CANCUN (MEXIQUE), ENVOYÉ SPÉCIAL - « Il reste moins de 48 heures aux négociateurs pour écrire l’histoire et sécuriser l’avenir de nos enfants », a prévenu Kumi Naidoo, le médiatique directeur de Greenpeace, jeudi 9 décembre, à Cancun. Alors que les ministres et les diplomates réunis pour la conférence sur le climat ont entamé le sprint final de ces négociations, enfermés jour et nuit dans des salles à l’atmosphère plus que tendue, les dirigeants des grandes ONG mondiales de l’environnement ont tenu une conférence de presse commune pour leur demander de rehausser leurs ambitions.
« L’atmosphère est plus constructive qu’à Copenhague en 2009, de nombreux pays sont déterminés à remettre la négociation sur les rails », a estimé le directeur d’Oxfam, Jeremy Hobbs, même si de nombreux points restent à éclaircir. L’Australien a regretté que « les Etats-Unis continuent à prendre la négociation en otage », tandis que le directeur de Climate Network International, l’Américain David Turnbull, a condamné l’« attitude inflexible et impardonnable » du Japon, qui refuse de s’engager dans une deuxième période du protocole de Kyoto. « Ne nous décevez pas ! », a exhorté Yolanda Kakabadse, la présidente équatorienne de WWF.
SÉVÉRITÉ DU DISPOSITIF DE SÉCURITÉ
Malgré cet appel solennel aux 194 pays réunis dans les salles et les couloirs du Moon Palace, les ONG sont apparues très discrètes pendant ces négociations, comparé à la débauche de manifestations spectaculaires qui avaient accompagné la conférence de Copenhague.
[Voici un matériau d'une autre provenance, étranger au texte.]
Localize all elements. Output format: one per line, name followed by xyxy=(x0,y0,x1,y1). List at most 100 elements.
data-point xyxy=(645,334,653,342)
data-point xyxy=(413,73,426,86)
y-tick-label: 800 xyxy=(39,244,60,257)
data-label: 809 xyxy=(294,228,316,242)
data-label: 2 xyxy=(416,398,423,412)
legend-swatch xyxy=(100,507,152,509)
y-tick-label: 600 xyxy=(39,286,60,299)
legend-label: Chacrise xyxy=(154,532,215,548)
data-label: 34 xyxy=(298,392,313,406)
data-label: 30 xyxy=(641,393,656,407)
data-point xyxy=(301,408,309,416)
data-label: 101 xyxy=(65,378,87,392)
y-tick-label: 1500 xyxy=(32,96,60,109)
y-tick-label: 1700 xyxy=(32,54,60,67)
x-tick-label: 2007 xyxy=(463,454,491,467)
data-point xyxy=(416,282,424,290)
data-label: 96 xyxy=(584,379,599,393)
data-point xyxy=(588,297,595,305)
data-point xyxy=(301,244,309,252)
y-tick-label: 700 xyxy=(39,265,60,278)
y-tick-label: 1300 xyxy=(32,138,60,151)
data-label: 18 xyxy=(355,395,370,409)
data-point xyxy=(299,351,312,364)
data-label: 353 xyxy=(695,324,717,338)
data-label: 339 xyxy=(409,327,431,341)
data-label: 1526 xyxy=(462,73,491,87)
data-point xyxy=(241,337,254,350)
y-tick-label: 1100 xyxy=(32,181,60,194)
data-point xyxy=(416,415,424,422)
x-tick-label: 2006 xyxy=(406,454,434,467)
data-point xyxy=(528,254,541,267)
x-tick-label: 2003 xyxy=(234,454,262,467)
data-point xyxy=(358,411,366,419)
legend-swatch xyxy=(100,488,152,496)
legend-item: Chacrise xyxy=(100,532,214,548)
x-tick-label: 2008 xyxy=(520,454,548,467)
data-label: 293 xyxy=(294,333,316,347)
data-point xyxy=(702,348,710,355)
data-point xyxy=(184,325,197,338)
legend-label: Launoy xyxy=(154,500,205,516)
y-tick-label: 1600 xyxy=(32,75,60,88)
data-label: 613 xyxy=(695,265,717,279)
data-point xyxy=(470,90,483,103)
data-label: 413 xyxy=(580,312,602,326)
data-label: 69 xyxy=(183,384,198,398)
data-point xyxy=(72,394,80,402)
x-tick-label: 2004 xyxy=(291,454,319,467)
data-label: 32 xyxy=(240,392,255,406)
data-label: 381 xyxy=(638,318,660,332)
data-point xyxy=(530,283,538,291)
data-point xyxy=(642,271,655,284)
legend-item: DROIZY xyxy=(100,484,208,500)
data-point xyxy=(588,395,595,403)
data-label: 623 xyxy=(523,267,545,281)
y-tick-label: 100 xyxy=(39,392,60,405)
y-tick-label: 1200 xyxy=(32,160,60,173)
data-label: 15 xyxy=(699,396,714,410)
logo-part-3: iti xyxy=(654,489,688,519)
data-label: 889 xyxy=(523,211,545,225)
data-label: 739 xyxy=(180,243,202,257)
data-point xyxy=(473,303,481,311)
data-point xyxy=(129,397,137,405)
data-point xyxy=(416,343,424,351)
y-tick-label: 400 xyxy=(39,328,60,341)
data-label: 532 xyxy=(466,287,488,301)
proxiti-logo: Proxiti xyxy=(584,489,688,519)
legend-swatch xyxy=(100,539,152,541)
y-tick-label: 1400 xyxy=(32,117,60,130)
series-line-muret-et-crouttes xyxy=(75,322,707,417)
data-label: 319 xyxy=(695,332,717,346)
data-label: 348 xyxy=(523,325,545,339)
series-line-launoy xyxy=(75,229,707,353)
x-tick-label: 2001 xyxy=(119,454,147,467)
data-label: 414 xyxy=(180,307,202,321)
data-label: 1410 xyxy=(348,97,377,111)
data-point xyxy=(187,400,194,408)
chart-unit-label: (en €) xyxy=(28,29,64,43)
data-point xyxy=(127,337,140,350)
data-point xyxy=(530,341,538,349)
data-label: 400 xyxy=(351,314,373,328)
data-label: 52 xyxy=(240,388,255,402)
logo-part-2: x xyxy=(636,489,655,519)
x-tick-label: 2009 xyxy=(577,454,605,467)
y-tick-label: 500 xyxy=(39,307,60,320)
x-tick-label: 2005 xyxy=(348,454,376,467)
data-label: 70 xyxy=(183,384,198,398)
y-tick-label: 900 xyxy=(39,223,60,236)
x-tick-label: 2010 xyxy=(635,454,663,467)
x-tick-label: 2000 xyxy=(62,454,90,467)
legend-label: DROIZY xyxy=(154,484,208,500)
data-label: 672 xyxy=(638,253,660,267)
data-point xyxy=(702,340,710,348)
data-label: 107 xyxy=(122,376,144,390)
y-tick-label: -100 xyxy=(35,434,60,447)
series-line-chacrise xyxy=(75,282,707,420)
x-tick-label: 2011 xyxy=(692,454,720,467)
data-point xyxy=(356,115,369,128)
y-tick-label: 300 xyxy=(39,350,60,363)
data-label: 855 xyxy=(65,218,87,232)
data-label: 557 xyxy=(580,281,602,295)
La sévérité du dispositif de sécurité déployé par les Nations unies et le Mexique n’y est pas étrangère. En cantonnant les stands des délégations non gouvernementales à plus de 7 km du lieu de la conférence et en empêchant toute manifestation d’approcher, au moyen d’un impressionnant déploiement militaire et policier, les organisateurs ont privé la société civile d’une partie de sa visibilité – quitte à recourir à la force.
Une vingtaine de militants de l’organisation paysanne Via Campesina qui scandaient des slogans au pied du Moon Palace, mardi 7 décembre, se sont vu confisquer leurs accréditations avant d’être fermement expulsés en bus par un service d’ordre très nerveux.
Les ONG ont ainsi renoncé à jouer les trouble-fête dans l’enceinte du Moon Palace, se concentrant sur un intense travail de lobbying auprès des délégations. Même Greenpeace, réputée pour ses mises en scène médiatiques, ne s’y est pas frotté. L’ONG avait un temps imaginé recourir à ses bateaux présents dans le Golfe du Mexique depuis la marée noire pour adresser un message aux négociateurs depuis la mer. La flotte de guerre déployée par la marine mexicaine au large de la plage du Moon Palace l’en a dissuadée.
RELATIF RETRAIT
Mais la discrétion des ONG a une autre raison : elles ont intégré, comme les négociateurs, que la conférence de Cancun porterait des ambitions et des enjeux plus modestes qu’à Copenhague. Ainsi, la délégation de Greenpeace compte une cinquantaine de personnes, dont une vingtaine de Mexicains. Un effectif divisé par cinq par rapport à l’année dernière. « C’est une étape importante mais pas décisive, qui ne peut déboucher que sur des accords institutionnels », explique Karine Gavand, de Greenpeace France. « Faut-il investir toutes ses forces pour déplacer une virgule ? On ne veut pas créer de déception en invitant le public à se mobiliser... »
Quel sera l’effet de ce relatif retrait ? « L’éloignement des ONG contribue à apaiser l’atmosphère, l’absence de pression facilite plutôt la négociation », juge l’ambassadeur francais chargé du climat, Brice Lalonde. On saura, vendredi soir, si l’issue de la conférence lui donne raison.